Causou-me certo desconforto o silêncio de Minas sobre o centenário de nascimento do professor Clóvis Salgado da Gama, o imortal cidadão mineiro cuja trajetória de vida sempre foi assinalada pelo mais intenso patriotismo, honradez pessoal e competência profissional.
Apenas breves referências sobre o 20 de janeiro de 2006, data em que comemoraria 100 anos se vivo fosse. Fui seu auxiliar no Palácio da Liberdade quando assumiu o governo com o afastamento de Juscelino para disputar a Presidência da República e ainda guardo seu honroso despacho encaminhando-me para a tarefa de ajudar na redação da Mensagem Governamental daquele já longínquo 1955. Já ouvira falar de seu nome bem antes, quando escutei o notável professor Osvaldo Mello Campos se referir à técnica de Clóvis Salgado como verdadeira obra de arte na realização de uma cirurgia.
Notável médico, vencedor do concurso para a cátedra de Clínica Ginecológica da Faculdade de Medicina, transferiu-se do Rio para Belo Horizonte e aqui conquistou com sua multiforme cultura e apreço às coisas do espírito lugar destacado na vida mineira. Cedeu às tentações da política ao filiar-se ao velho PRM de Arthur Bernardes, de quem foi íntimo amigo, mantendo-se no velho Partido Republicano até seus últimos dias.
Ligado às artes, casado com Lia Salgado, soprano de voz maviosa, Clóvis participou intensamente do movimento musical de Belo Horizonte, colaborando decisivamente para a criação da Universidade Mineira de Arte, resultado da fusão da Sociedade Coral de Belo Horizonte, Cultura Artística de Minas Gerais e Sociedade Mineira de Concertos Sinfônicos. Poucas vezes a cultura musical terá se desenvolvido tanto em Minas Gerais quanto no tempo da atuação de Clóvis Salgado.

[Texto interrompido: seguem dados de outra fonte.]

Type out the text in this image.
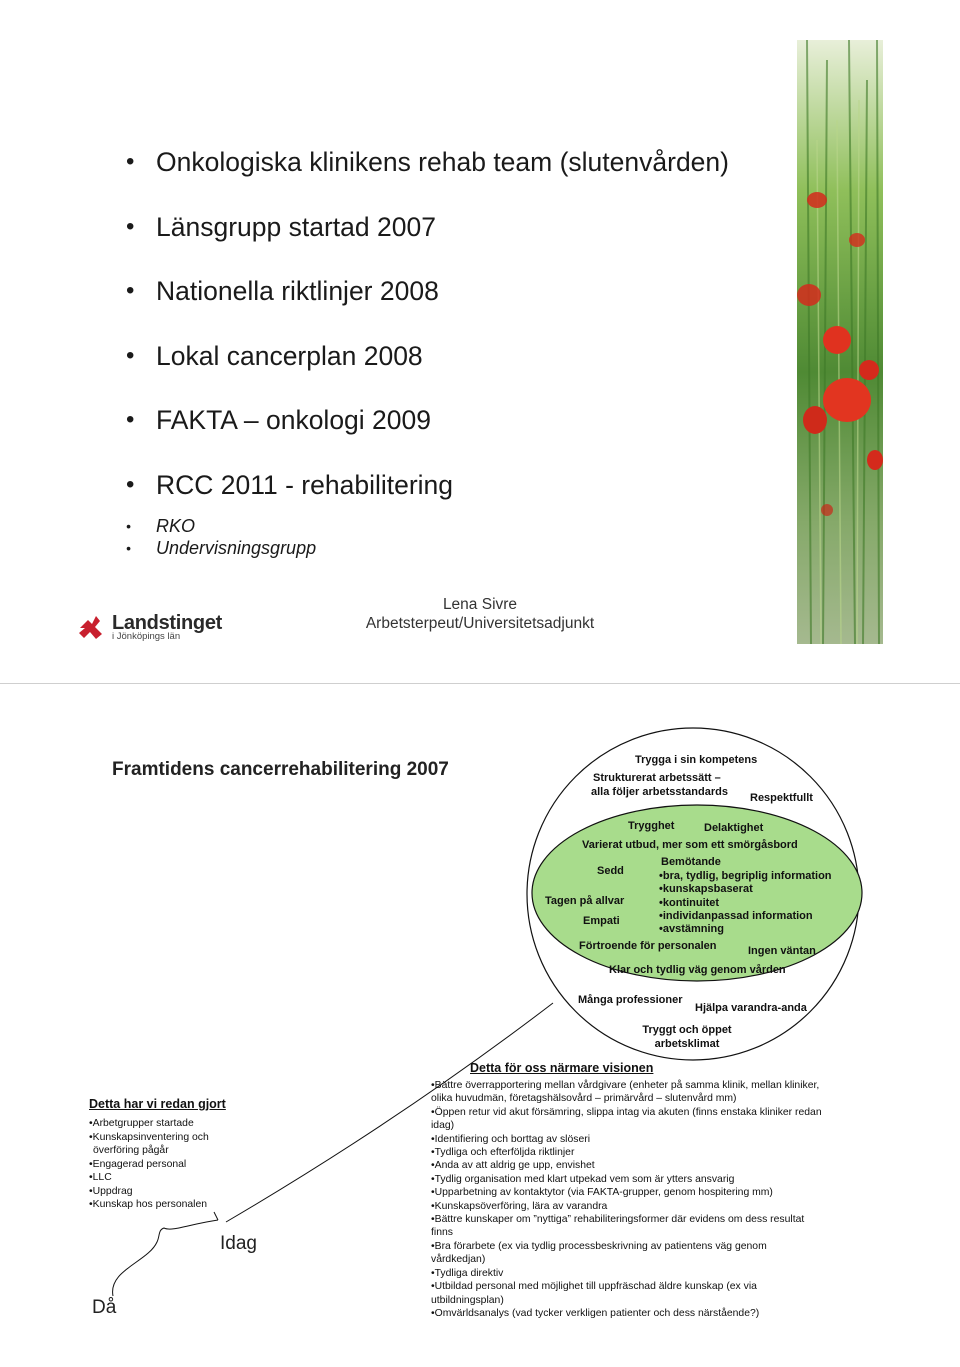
• Onkologiska klinikens rehab team (slutenvården)
• Länsgrupp startad 2007
• Nationella riktlinjer 2008
• Lokal cancerplan 2008
• FAKTA – onkologi 2009
• RCC 2011 - rehabilitering
• RKO
• Undervisningsgrupp
Lena Sivre
Arbetsterpeut/Universitetsadjunkt
Landstinget
i Jönköpings län
Framtidens cancerrehabilitering 2007	Trygga i sin kompetens
Strukturerat arbetssätt –
alla följer arbetsstandards Respektfullt
Klar och tydlig väg genom vården
Många professioner
Hjälpa varandra-anda
Tryggt och öppet
arbetsklimat
Trygghet	Delaktighet
Varierat utbud, mer som ett smörgåsbord
Bemötande
Sedd
Tagen på allvar
Empati
• bra, tydlig, begriplig information
• kunskapsbaserat
• kontinuitet
• individanpassad information
• avstämning
Förtroende för personalen	Ingen väntan
Detta har vi redan gjort
• Arbetgrupper startade
• Kunskapsinventering och överföring pågår
• Engagerad personal
• LLC
• Uppdrag
• Kunskap hos personalen
Detta för oss närmare visionen
• Bättre överrapportering mellan vårdgivare (enheter på samma klinik, mellan kliniker, olika huvudmän, företagshälsovård – primärvård – slutenvård mm)
• Öppen retur vid akut försämring, slippa intag via akuten (finns enstaka kliniker redan idag)
• Identifiering och borttag av slöseri
• Tydliga och efterföljda riktlinjer
• Anda av att aldrig ge upp, envishet
• Tydlig organisation med klart utpekad vem som är ytters ansvarig
• Upparbetning av kontaktytor (via FAKTA-grupper, genom hospitering mm)
• Kunskapsöverföring, lära av varandra
• Bättre kunskaper om ”nyttiga” rehabiliteringsformer där evidens om dess resultat finns
• Bra förarbete (ex via tydlig processbeskrivning av patientens väg genom vårdkedjan)
• Tydliga direktiv
• Utbildad personal med möjlighet till uppfräschad äldre kunskap (ex via utbildningsplan)
• Omvärldsanalys (vad tycker verkligen patienter och dess närstående?)
Idag
Då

Se como professor universitário já granjeara justa fama e não menor reputação profissional, foi sua participação política que colocou seu honrado nome no panteão da história. Marcou sua gestão administrativa como governador criando o Departamento de Saúde Pública, o Departamento Social do Menor, inúmeros colégios estaduais, iniciando a construção do Hospital do Câncer e instalando postos de saúde em centenas de municípios. Foi o mesmo dinamismo e criatividade quando Ministro da Educação no governo Kubitschek, imaginando plano educacional voltado para o atendimento ao vigoroso Programa de Metas, transformando a educação em suporte do vasto programa desenvolvimentista de Juscelino.
Criou 14 institutos de ensino e pesquisa e mais nove universidades federais e teve a glória de propor ao Congresso a criação da famosa Universidade de Brasília. O que mais me atraia na personalidade fascinante de Clóvis Salgado era sua coragem pessoal e cívica. Doce e suave no trato, atrás daquele jeito delicado e bondoso ocultava-se homem voluntarioso, cheio de energia e capacidade de decisão nos momentos mais difíceis. Quando assumiu o Governo de Minas preparou a Polícia Militar para o enfrentamento em face das resistências golpistas à posse de Kubitschek, atuando decisivamente no movimento de 11 de novembro.
Juscelino elevou-o ao Ministério da Educação, onde realizou admirável trabalho em favor de uma educação séria e voltada à preparação da juventude para o novo país desenvolvido que surgia. Eleito novamente vice-governador na chapa de Magalhães Pinto em 1961, teve intensa presença no movimento militar de 1964, sempre com sua atuação assinalada pela coragem, prudência e lealdade a Minas Gerais. No Governo Israel Pinheiro foi chamado a colaborar como Secretário de Saúde, ao lado de suas atividades como membro do Conselho Federal de Educação e Diretor da Faculdade de Medicina da UFMG. Figura humana admirável, patriota intimorato, culto, honrado, o povo mineiro está lhe devendo maiores homenagens. A lembrança de seu nome, em hora de tantas incertezas e vacilações, servirá como modelo de dignidade e capacidade de servir ao interesse público.